Declaração de Izabella Teixeira contraria a previsão da companhia de água do governo de São Paulo (Sabesp)

iG Minas Gerais | DA REDAÇÃO |

Sabesp conta com chuvas que deveriam ocorrer a partir de outubro e com o
Sabesp conta com chuvas que deveriam ocorrer a partir de outubro e com o "volume morto", reserva de água que fica abaixo da captação das represas, para alcançar essa meta, mas o governo federal avalia que a previsão é arriscada

A ministra do Meio Ambiente, Izabella Teixeira, afirmou nesta terça-feira (22) que o abastecimento de água pelo sistema Cantareira não está garantido até março de 2015, como havia dito a companhia de água do governo de São Paulo (Sabesp).

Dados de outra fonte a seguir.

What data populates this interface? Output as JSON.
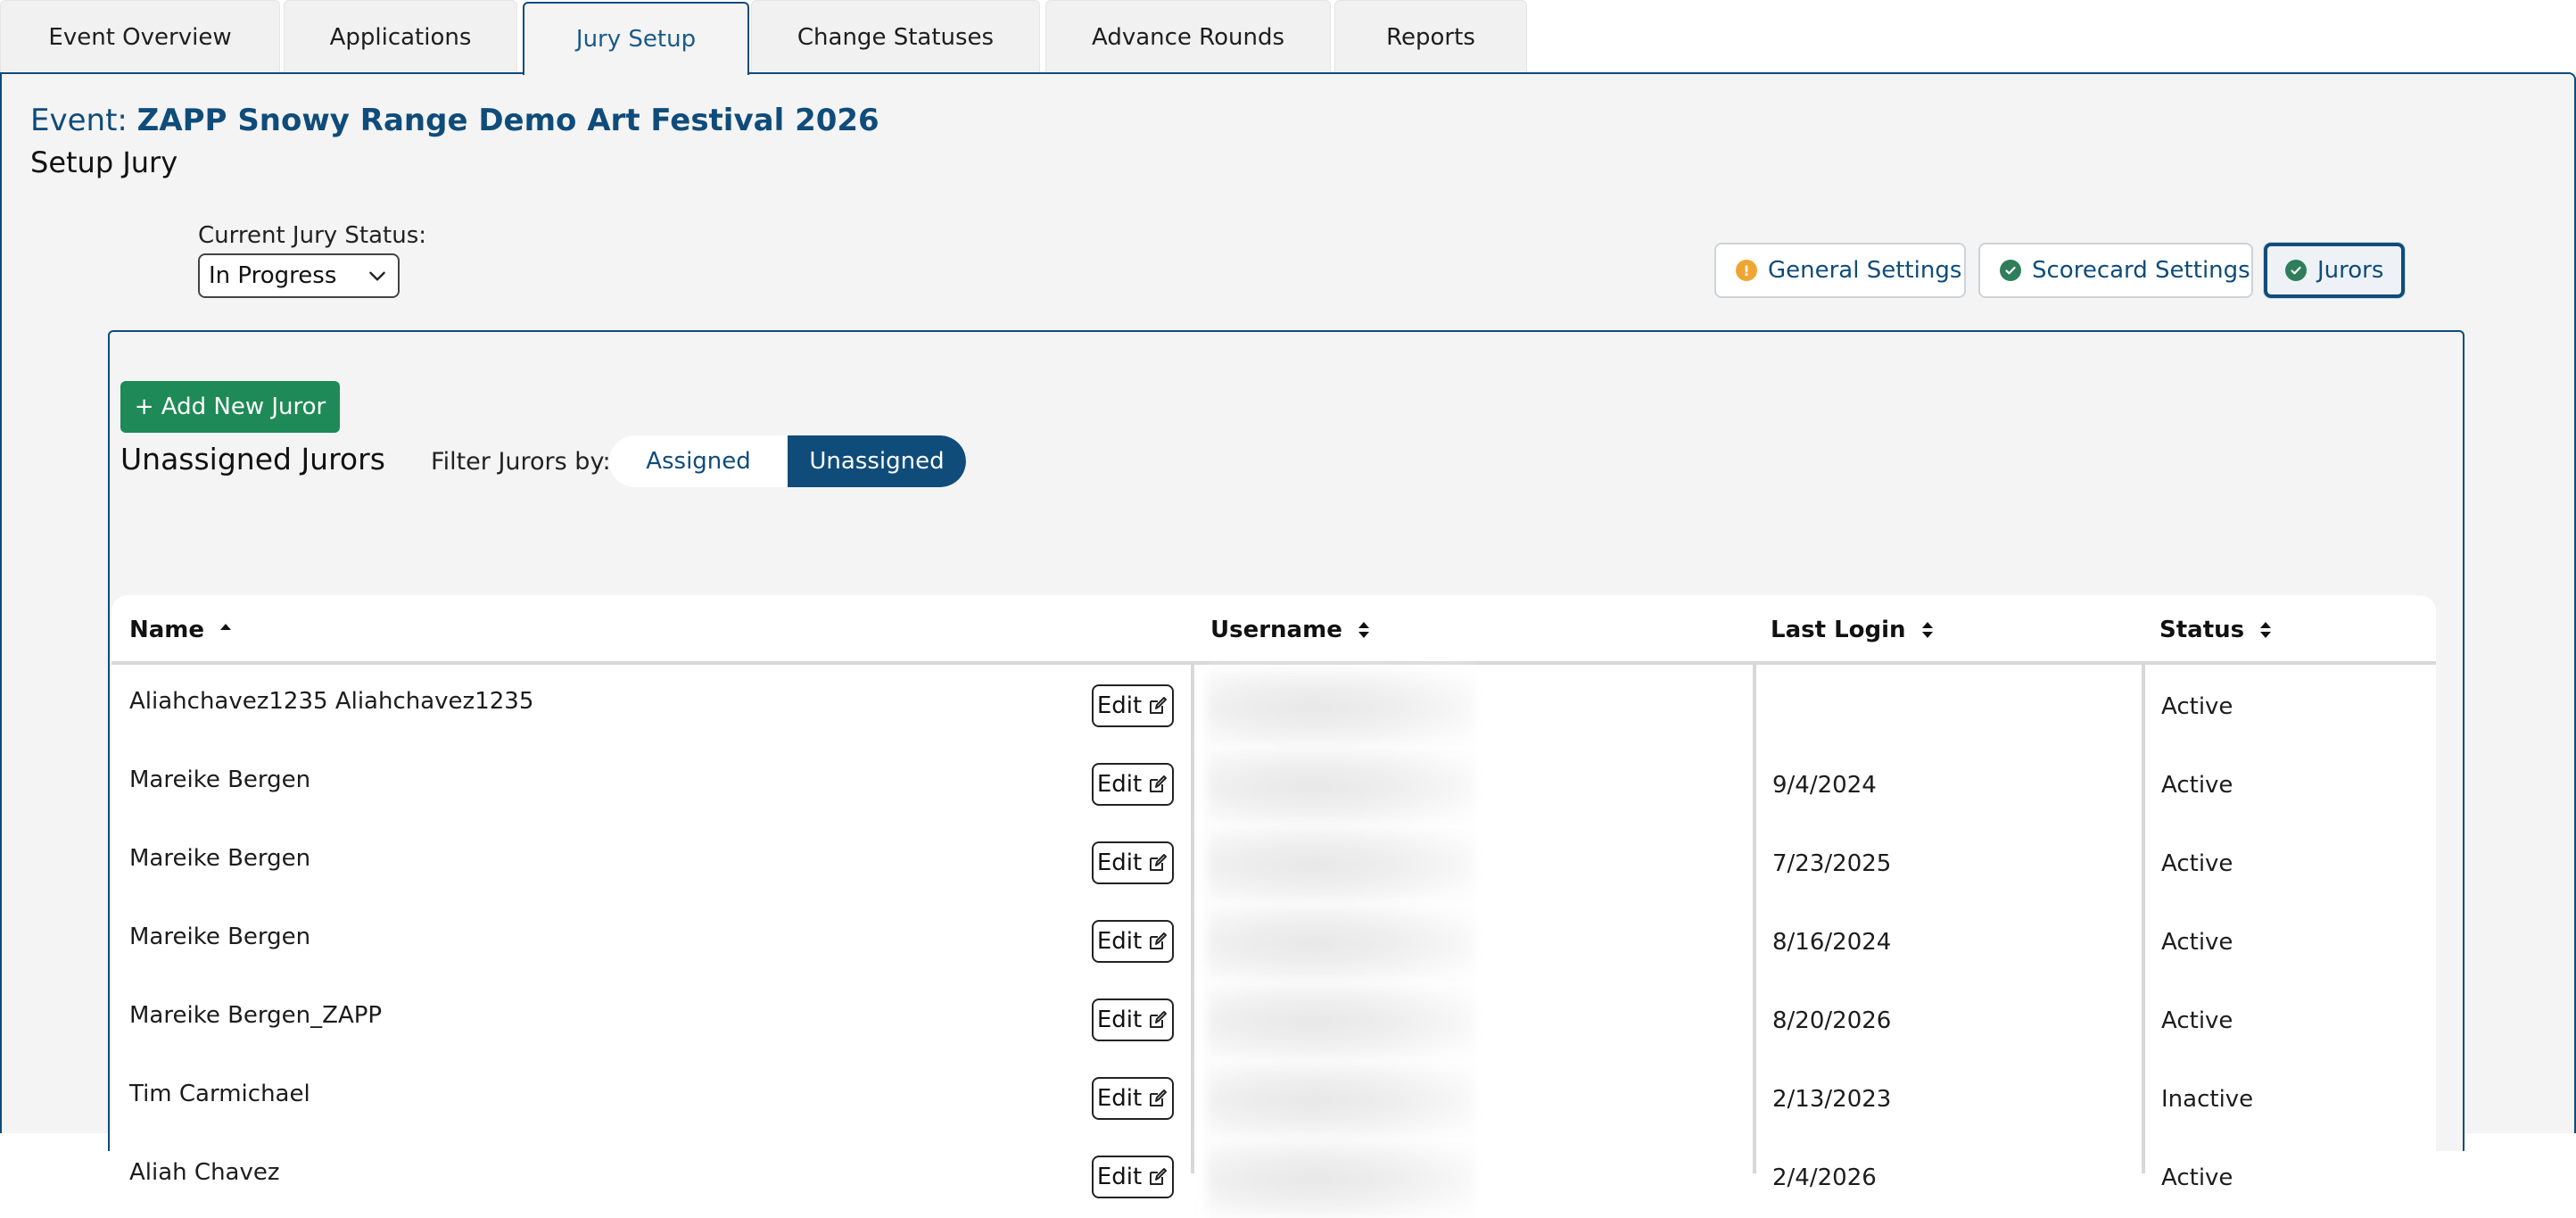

A ministra participou de reunião convocada pela ANA (Agência Nacional das Águas) com especialistas de diversas instituições, como USP e Unicamp, para discutir o assunto. Não foram convidados representantes do governo de São Paulo.

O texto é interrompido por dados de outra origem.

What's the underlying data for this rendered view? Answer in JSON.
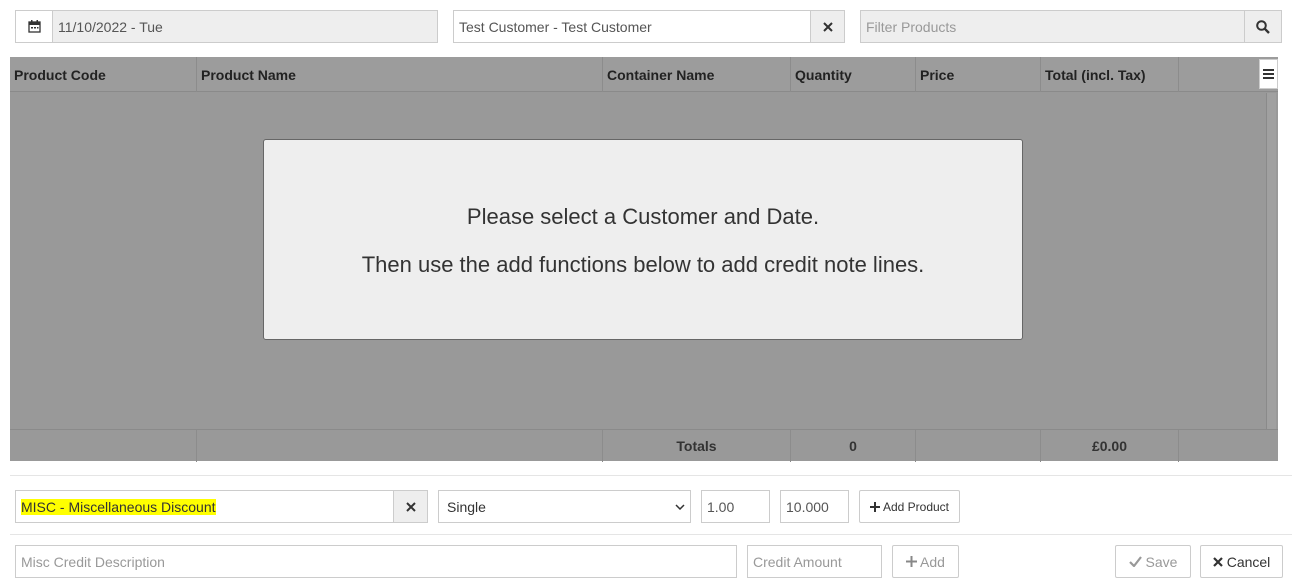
{
  "toolbar": {
    "date_value": "11/10/2022 - Tue",
    "customer_value": "Test Customer - Test Customer",
    "filter_placeholder": "Filter Products"
  },
  "grid": {
    "columns": [
      "Product Code",
      "Product Name",
      "Container Name",
      "Quantity",
      "Price",
      "Total (incl. Tax)"
    ],
    "overlay_line1": "Please select a Customer and Date.",
    "overlay_line2": "Then use the add functions below to add credit note lines.",
    "footer": {
      "totals_label": "Totals",
      "quantity_total": "0",
      "amount_total": "£0.00"
    }
  },
  "add_product": {
    "product_value": "MISC - Miscellaneous Discount",
    "unit_selected": "Single",
    "quantity_value": "1.00",
    "price_value": "10.000",
    "add_label": "Add Product"
  },
  "misc_credit": {
    "description_placeholder": "Misc Credit Description",
    "amount_placeholder": "Credit Amount",
    "add_label": "Add"
  },
  "actions": {
    "save_label": "Save",
    "cancel_label": "Cancel"
  },
  "colors": {
    "highlight": "#ffff00",
    "grid_background": "#999999",
    "overlay_background": "#eeeeee"
  }
}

Segundo ela, estudos do Ministério da Ciência, Tecnologia e Informação apontam que "não é possível fazer afirmação que vai chover no Cantareira". "É muito prematuro falar isso", disse Izabella.

A Sabesp conta com chuvas que deveriam ocorrer a partir de outubro e com o "volume morto", reserva de água que fica abaixo da captação das represas, para alcançar essa meta, mas o governo federal avalia que a previsão é arriscada.

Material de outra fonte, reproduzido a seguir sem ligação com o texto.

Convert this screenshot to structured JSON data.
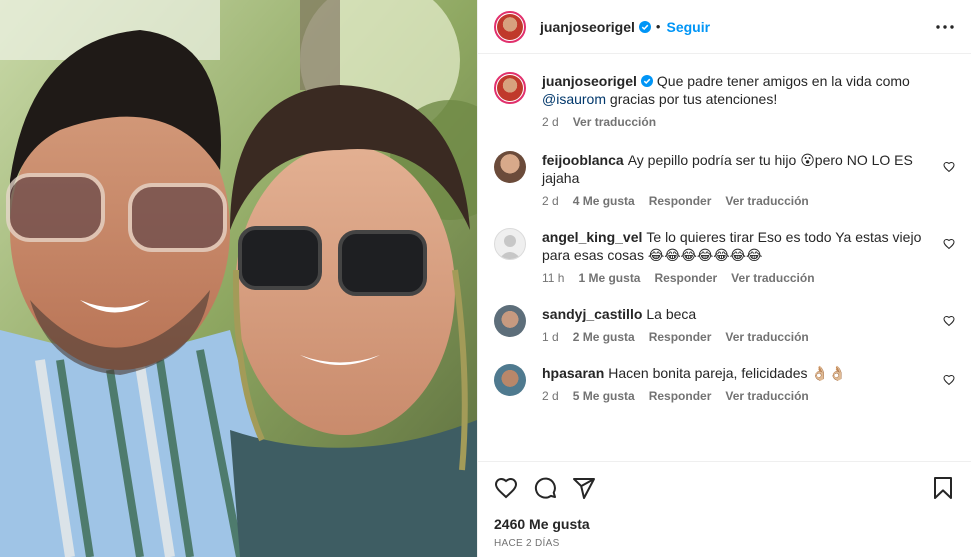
{
  "post": {
    "username": "juanjoseorigel",
    "follow_label": "Seguir",
    "separator": "•",
    "verified": true
  },
  "caption": {
    "username": "juanjoseorigel",
    "text_before": "Que padre tener amigos en la vida como",
    "mention": "@isaurom",
    "text_after": "gracias por tus atenciones!",
    "age": "2 d",
    "translate": "Ver traducción"
  },
  "comments": [
    {
      "username": "feijooblanca",
      "text": "Ay pepillo podría ser tu hijo 😮pero NO LO ES jajaha",
      "age": "2 d",
      "likes": "4 Me gusta",
      "reply": "Responder",
      "translate": "Ver traducción"
    },
    {
      "username": "angel_king_vel",
      "text": "Te lo quieres tirar Eso es todo Ya estas viejo para esas cosas 😂😂😂😂😂😂😂",
      "age": "11 h",
      "likes": "1 Me gusta",
      "reply": "Responder",
      "translate": "Ver traducción"
    },
    {
      "username": "sandyj_castillo",
      "text": "La beca",
      "age": "1 d",
      "likes": "2 Me gusta",
      "reply": "Responder",
      "translate": "Ver traducción"
    },
    {
      "username": "hpasaran",
      "text": "Hacen bonita pareja, felicidades 👌🏼👌🏼",
      "age": "2 d",
      "likes": "5 Me gusta",
      "reply": "Responder",
      "translate": "Ver traducción"
    }
  ],
  "footer": {
    "likes": "2460 Me gusta",
    "posted": "HACE 2 DÍAS"
  },
  "colors": {
    "accent": "#0095f6",
    "mention": "#00376b",
    "muted": "#737373",
    "text": "#262626"
  },
  "icons": [
    "verified-badge-icon",
    "more-options-icon",
    "heart-icon",
    "comment-icon",
    "share-icon",
    "bookmark-icon"
  ]
}
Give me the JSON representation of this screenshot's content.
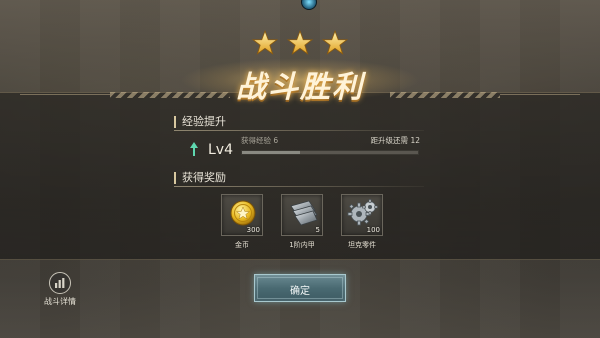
{
  "stars": 3,
  "title": "战斗胜利",
  "exp_section": {
    "header": "经验提升",
    "level": "Lv4",
    "exp_gained": "获得经验 6",
    "to_next_level": "距升级还需 12",
    "progress_fraction": 0.33
  },
  "rewards_section": {
    "header": "获得奖励",
    "items": [
      {
        "icon": "gold-coin-icon",
        "count": "300",
        "label": "金币"
      },
      {
        "icon": "armor-plate-icon",
        "count": "5",
        "label": "1阶内甲"
      },
      {
        "icon": "gear-parts-icon",
        "count": "100",
        "label": "坦克零件"
      }
    ]
  },
  "battle_stats_label": "战斗详情",
  "confirm_label": "确定",
  "colors": {
    "accent_gold": "#f3c94a",
    "confirm_button": "#4a6a72",
    "level_arrow": "#5fd8b0"
  }
}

"O MCT nos informou que, embora o Brasil já esteja vivendo os efeitos do El Niño, não há nenhuma garantia de que o El Niño vai gerar chuvas em São Paulo. A correlação entre as duas coisas é zero", afirmou a ministra.

Na reunião, especialistas defenderam o aumento das tarifas de água para quem consumir muito --seria um complemento ao bônus já concedido pelo governo de São Paulo. "É necessário ser reduzido o consumo ou a vazão", afirmou à imprensa o diretor-presidente da ANA, Vicente Andreu.

A ANA já havia recomendado redução de vazão do sistema Cantareira ao governo de São Paulo. Segundo o diretor-presidente, o assunto continuará sendo discutido nas reuniões do grupo de trabalho que trata do assunto. No caso da adoção da tarifa, porém, ele afirma que não cabe à ANA fazer essa recomendação.